Aku ingat, saat masih menjalani MOS SMP, aku berdiri di depan barisan murid baru bersama seorang anak perempuan berseragam kebesaran. Aku kena ciduk kakak OSIS karena kelupaan membawa perlengkapan hari itu, sama seperti gadis kecil itu.
“Siapa namamu?” tanya kakak OSIS kepadaku.
Aku gemetaran dari ujung kepala sampai jempol kaki. “Krishna….”
Lalu OSIS berwajah seram itu berpindah pada si anak perempuan. “Kamu siapa?”
Anak itu kelihatan siap menangis kapan saja. “Radha,” jawabnya pelan hampir mirip berbisik.
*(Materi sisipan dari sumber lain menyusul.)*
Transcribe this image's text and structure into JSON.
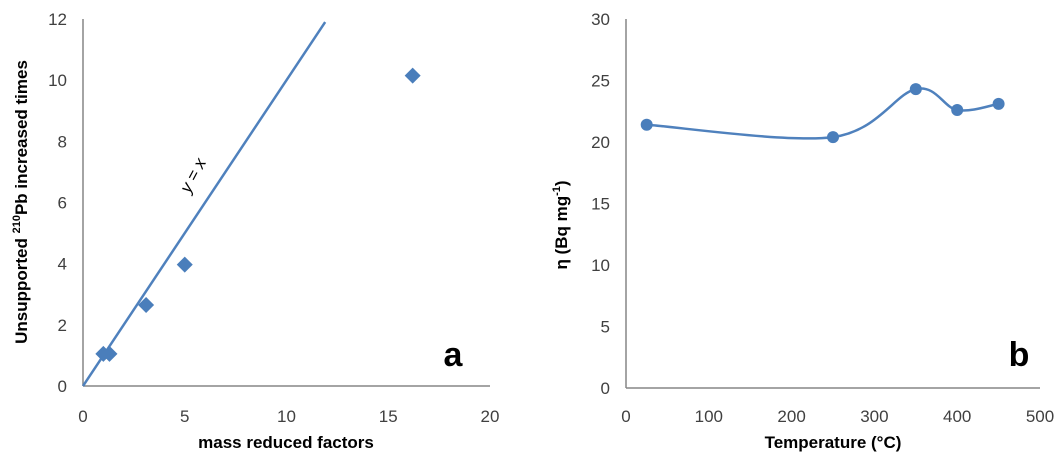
{
  "colors": {
    "series": "#4F81BD",
    "marker": "#4A7EBB",
    "axis": "#868686"
  },
  "chart_data": [
    {
      "type": "scatter",
      "panel_label": "a",
      "xlabel": "mass reduced factors",
      "ylabel_pre": "Unsupported ",
      "ylabel_sup": "210",
      "ylabel_post": "Pb increased times",
      "xlim": [
        0,
        20
      ],
      "ylim": [
        0,
        12
      ],
      "x_ticks": [
        "0",
        "5",
        "10",
        "15",
        "20"
      ],
      "y_ticks": [
        "0",
        "2",
        "4",
        "6",
        "8",
        "10",
        "12"
      ],
      "marker": "diamond",
      "series": [
        {
          "points": [
            {
              "x": 1.0,
              "y": 1.05
            },
            {
              "x": 1.3,
              "y": 1.05
            },
            {
              "x": 3.1,
              "y": 2.65
            },
            {
              "x": 5.0,
              "y": 3.97
            },
            {
              "x": 16.2,
              "y": 10.15
            }
          ]
        }
      ],
      "reference_line": {
        "label": "y = x",
        "x": [
          0,
          11.9
        ],
        "y": [
          0,
          11.9
        ]
      },
      "grid": false
    },
    {
      "type": "line",
      "panel_label": "b",
      "xlabel": "Temperature (°C)",
      "ylabel_pre": "η (Bq mg",
      "ylabel_sup": "-1",
      "ylabel_post": ")",
      "xlim": [
        0,
        500
      ],
      "ylim": [
        0,
        30
      ],
      "x_ticks": [
        "0",
        "100",
        "200",
        "300",
        "400",
        "500"
      ],
      "y_ticks": [
        "0",
        "5",
        "10",
        "15",
        "20",
        "25",
        "30"
      ],
      "smooth": true,
      "marker": "circle",
      "series": [
        {
          "points": [
            {
              "x": 25,
              "y": 21.4
            },
            {
              "x": 250,
              "y": 20.4
            },
            {
              "x": 350,
              "y": 24.3
            },
            {
              "x": 400,
              "y": 22.6
            },
            {
              "x": 450,
              "y": 23.1
            }
          ]
        }
      ],
      "grid": false
    }
  ]
}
“Oh, jadi ada Krishna sama Radha yang melanggar peraturan hari ini? Cocok banget mereka!” kakak OSIS—aku sudah tidak ingat siapa namanya—berseru. “Cocok banget! Krishna dan Radha. Kayak yang ada di Mahabharata1!”
Sejak saat itu, aku dan Radha selalu diejek dan dijodoh-jodohkan. Awalnya aku sebal dan benci setengah mati pada Radha dan pada kakak OSIS itu. Maksudku, aku masih sebelas tahun dan dicocokkan dengan anak perempuan adalah hal yang memalukan. Namun, lama kelamaan, aku malah benar-benar menyukai Radha. Aku menyukainya dengan segala kelebihan dan kekuranganku sebagai seorang Krishna. Aku menyukainya meski aku tidak akan pernah bisa mengungkapkannya.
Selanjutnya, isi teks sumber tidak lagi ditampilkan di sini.